1990 co-initiateur du Festival "Ex Machina '90" pour musique électronique et informatique à la Folkwang-Hochschule de Essen; fonde la Société de Musique contemporaine de la Ruhr (présidence de 1991 à 1995); participation au Festival "Composer-to-Composer" à Telluride/USA et aux "Internationale Ferienkurse" de Darmstadt; prix de la Ville de Digne-les-Bains
1991 tournée de concerts et de conférence au Japon et en Corée; organisateur du Festival de musique contemporaine "Mit Stimmen" dans la Ruhr
1992 compositeur en résidence à la Northwestern University de Chicago; maître de conférences aux "Internationale Ferienkurse" de Darmstadt (de même en 1994)
1993 professeur hôte de l'université auprès de la Northwestern University de Chicago; commission de l'opéra "CassandraComplex" (d'après Christa Wolf) par le "Initiativkreis Rurhgebiet"; directeur artistique des "Jornadas de Musica Contemporanea" à Porto / Protugal
1994 bourse de la Japan Foundation; professeur à l' "Akiyoshidai International Festival" (Japan)

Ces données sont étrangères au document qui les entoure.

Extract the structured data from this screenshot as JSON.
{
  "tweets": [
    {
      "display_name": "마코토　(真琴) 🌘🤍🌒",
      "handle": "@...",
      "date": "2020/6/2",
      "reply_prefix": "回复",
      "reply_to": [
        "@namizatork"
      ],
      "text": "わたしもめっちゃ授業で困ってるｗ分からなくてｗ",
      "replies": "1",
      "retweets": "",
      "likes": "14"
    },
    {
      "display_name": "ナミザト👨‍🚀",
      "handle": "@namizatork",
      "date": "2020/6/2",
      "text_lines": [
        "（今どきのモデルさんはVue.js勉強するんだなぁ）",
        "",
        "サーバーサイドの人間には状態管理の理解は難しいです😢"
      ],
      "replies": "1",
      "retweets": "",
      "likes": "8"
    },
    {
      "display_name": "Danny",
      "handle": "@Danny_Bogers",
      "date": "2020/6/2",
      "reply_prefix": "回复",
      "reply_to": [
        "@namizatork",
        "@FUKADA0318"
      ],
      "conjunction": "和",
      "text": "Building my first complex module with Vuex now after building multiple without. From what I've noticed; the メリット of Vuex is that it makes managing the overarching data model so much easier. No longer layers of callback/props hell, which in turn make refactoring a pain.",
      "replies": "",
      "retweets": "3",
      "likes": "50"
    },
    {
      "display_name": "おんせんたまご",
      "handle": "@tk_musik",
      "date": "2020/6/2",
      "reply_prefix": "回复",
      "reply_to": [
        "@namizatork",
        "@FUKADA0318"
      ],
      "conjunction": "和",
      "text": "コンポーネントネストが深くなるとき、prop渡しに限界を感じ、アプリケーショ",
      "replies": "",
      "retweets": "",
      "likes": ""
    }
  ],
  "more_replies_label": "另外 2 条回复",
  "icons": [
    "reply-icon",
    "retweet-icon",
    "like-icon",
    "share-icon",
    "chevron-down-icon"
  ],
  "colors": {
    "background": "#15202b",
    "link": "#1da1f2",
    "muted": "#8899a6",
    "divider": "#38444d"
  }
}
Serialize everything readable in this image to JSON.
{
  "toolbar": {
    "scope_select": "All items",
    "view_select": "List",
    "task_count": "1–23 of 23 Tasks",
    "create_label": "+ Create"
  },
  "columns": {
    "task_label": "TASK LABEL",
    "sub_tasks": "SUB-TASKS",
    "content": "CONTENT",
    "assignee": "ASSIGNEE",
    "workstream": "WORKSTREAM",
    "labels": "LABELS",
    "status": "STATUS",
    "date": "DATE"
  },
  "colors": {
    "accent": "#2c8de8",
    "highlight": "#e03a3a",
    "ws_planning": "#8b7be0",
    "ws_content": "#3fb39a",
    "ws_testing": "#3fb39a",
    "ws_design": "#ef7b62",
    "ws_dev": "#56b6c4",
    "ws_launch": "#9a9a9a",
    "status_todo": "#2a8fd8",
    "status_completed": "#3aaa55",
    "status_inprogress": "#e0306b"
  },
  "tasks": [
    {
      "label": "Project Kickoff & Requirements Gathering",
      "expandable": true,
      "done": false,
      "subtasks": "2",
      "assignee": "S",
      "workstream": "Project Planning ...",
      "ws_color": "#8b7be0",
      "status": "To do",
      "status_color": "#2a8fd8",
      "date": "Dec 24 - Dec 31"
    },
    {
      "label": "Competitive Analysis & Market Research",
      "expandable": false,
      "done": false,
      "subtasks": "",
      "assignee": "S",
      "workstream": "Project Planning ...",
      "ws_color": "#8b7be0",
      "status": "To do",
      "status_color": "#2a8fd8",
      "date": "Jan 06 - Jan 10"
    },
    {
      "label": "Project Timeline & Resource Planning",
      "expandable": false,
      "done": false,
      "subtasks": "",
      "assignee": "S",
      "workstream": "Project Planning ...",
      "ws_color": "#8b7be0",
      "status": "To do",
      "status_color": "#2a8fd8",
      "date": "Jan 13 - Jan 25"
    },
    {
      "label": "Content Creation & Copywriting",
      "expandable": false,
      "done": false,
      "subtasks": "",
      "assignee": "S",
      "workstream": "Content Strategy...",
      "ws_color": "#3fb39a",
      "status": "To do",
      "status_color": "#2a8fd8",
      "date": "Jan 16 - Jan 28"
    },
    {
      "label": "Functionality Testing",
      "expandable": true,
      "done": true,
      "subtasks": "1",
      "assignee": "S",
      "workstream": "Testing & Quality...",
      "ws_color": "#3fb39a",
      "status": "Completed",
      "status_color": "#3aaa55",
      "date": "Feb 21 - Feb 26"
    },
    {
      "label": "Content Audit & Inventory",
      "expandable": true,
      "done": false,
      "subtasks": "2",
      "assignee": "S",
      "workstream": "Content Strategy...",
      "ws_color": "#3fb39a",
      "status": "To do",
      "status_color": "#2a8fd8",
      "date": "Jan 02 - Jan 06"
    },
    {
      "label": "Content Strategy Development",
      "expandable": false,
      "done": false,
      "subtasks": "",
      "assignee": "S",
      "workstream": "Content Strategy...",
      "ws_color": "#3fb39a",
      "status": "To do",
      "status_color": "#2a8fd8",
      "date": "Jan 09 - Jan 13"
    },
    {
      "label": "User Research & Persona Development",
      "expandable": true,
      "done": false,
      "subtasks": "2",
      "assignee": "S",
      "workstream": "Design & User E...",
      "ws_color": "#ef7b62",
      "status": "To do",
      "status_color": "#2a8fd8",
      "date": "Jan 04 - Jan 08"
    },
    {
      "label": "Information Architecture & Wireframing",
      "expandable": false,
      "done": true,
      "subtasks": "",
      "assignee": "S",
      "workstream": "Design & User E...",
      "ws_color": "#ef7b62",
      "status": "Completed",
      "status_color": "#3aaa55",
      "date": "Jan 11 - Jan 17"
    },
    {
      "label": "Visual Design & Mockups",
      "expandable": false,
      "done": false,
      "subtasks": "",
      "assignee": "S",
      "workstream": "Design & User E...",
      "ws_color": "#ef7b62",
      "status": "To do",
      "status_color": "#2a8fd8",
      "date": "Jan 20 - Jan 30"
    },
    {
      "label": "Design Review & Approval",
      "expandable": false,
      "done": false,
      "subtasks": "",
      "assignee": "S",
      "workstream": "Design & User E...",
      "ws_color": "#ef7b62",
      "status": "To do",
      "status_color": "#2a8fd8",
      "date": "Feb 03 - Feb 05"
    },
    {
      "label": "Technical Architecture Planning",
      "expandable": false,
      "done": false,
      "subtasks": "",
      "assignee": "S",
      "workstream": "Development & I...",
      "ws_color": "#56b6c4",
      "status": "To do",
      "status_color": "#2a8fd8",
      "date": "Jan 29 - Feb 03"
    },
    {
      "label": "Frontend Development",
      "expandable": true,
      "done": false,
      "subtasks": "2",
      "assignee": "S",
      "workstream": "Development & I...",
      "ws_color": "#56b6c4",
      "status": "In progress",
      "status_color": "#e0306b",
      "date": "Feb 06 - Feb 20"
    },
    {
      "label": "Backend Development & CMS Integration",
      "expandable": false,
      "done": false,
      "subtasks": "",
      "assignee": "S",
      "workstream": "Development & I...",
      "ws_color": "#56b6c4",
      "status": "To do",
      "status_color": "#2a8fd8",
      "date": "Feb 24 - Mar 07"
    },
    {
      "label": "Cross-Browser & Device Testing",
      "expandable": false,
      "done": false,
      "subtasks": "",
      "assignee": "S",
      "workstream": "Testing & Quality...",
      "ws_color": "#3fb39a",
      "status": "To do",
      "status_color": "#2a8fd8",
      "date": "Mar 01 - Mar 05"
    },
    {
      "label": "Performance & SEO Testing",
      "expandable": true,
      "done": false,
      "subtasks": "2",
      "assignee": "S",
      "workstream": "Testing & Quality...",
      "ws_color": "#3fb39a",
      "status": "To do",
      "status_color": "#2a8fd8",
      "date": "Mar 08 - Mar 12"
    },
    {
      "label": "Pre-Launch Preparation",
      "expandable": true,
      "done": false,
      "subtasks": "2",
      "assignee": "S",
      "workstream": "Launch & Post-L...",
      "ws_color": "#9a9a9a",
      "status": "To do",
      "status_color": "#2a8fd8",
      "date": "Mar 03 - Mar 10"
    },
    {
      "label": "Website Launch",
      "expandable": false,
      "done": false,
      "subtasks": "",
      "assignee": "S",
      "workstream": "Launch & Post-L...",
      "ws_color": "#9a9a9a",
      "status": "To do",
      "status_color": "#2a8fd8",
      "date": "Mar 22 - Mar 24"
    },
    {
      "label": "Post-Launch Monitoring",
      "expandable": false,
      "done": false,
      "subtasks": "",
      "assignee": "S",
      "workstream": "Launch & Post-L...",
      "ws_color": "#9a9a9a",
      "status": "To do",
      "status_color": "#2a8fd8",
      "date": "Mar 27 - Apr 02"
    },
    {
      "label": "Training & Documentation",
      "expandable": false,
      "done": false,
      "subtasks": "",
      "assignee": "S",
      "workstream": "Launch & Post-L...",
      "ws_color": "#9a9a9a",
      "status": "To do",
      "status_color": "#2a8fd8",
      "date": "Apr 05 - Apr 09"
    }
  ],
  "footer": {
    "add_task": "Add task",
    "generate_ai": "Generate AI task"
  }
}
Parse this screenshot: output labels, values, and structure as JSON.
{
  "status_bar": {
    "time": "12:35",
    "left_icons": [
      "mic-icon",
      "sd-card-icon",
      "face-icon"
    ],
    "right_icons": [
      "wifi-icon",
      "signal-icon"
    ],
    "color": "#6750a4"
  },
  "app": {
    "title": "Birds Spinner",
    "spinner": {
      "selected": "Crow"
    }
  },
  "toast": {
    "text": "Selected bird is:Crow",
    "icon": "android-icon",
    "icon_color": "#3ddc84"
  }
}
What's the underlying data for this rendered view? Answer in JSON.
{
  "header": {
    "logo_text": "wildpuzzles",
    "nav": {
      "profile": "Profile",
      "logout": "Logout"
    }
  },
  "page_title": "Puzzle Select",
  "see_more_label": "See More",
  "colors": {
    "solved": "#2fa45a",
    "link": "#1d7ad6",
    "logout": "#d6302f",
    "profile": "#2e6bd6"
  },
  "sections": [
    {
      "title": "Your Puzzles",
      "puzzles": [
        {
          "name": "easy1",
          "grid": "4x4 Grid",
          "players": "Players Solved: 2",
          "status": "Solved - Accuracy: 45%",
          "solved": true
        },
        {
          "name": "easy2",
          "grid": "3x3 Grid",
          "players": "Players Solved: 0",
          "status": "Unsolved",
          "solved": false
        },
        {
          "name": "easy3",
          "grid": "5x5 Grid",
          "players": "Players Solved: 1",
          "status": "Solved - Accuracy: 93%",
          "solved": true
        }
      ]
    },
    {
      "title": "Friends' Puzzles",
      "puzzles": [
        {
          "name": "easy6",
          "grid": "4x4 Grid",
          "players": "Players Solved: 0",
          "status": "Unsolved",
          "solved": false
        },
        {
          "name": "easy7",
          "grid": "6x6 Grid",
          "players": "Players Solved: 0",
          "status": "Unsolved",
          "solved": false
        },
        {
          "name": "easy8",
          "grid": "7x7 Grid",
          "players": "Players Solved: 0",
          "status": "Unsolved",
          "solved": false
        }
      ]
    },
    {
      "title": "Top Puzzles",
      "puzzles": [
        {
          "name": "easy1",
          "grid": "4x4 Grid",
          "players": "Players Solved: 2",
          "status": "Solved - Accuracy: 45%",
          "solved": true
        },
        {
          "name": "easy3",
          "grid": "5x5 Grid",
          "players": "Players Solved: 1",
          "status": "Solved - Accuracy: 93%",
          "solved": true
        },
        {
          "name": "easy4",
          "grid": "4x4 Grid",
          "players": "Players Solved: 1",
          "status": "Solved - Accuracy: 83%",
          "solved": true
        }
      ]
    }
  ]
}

1995 directeur artistique des World Music Days de la SIMC au Ruhrgebiet; tournée au Libanon et au Brésil; membre du jury auprès de Gaudeamus (Amsterdam); conférences au McGill University de Montréal et au Princeton University (USA)
1996 concert monographique et master-class au Conservatoire de Moscou; compositeur en résidence au festival "Sonorities" à Belfast et au "June in Buffalo (USA); responsable du "International Meeting for Young Composers - EarTalk", Grèce; bourse du "Zentrum f. Kunst u. Medientechnologie", Karlsruhe
1997 tournée en Israel; composer in residence chez l'ensemble "The Apartment House", London; projet multi-médial "Poetic Arcs" à Duisburg; conférence au Brandenburgisches Kolloquium (Schloß Rheinsberg) et au "Netzwerk Saar" / Tage für Interpretation und Aufführungspraxis Saarbrücken
1998 concerts et conférences à Londres (BBC et Royal Academy of Music); bourse de l'Akademie der Künste Berlin; conférences aux Darmstädter Ferienkurse où il organise le projet [voix(time)] pour 9 compositeurs et 3 artistes en vidéo; festival portrait "Gerhard Stäbler" aux 12. Weingartener Tage für Neue Musik; compositeur en résidence, avec Kunsu Shim, au Museum of Contemporary Arts, Chicago.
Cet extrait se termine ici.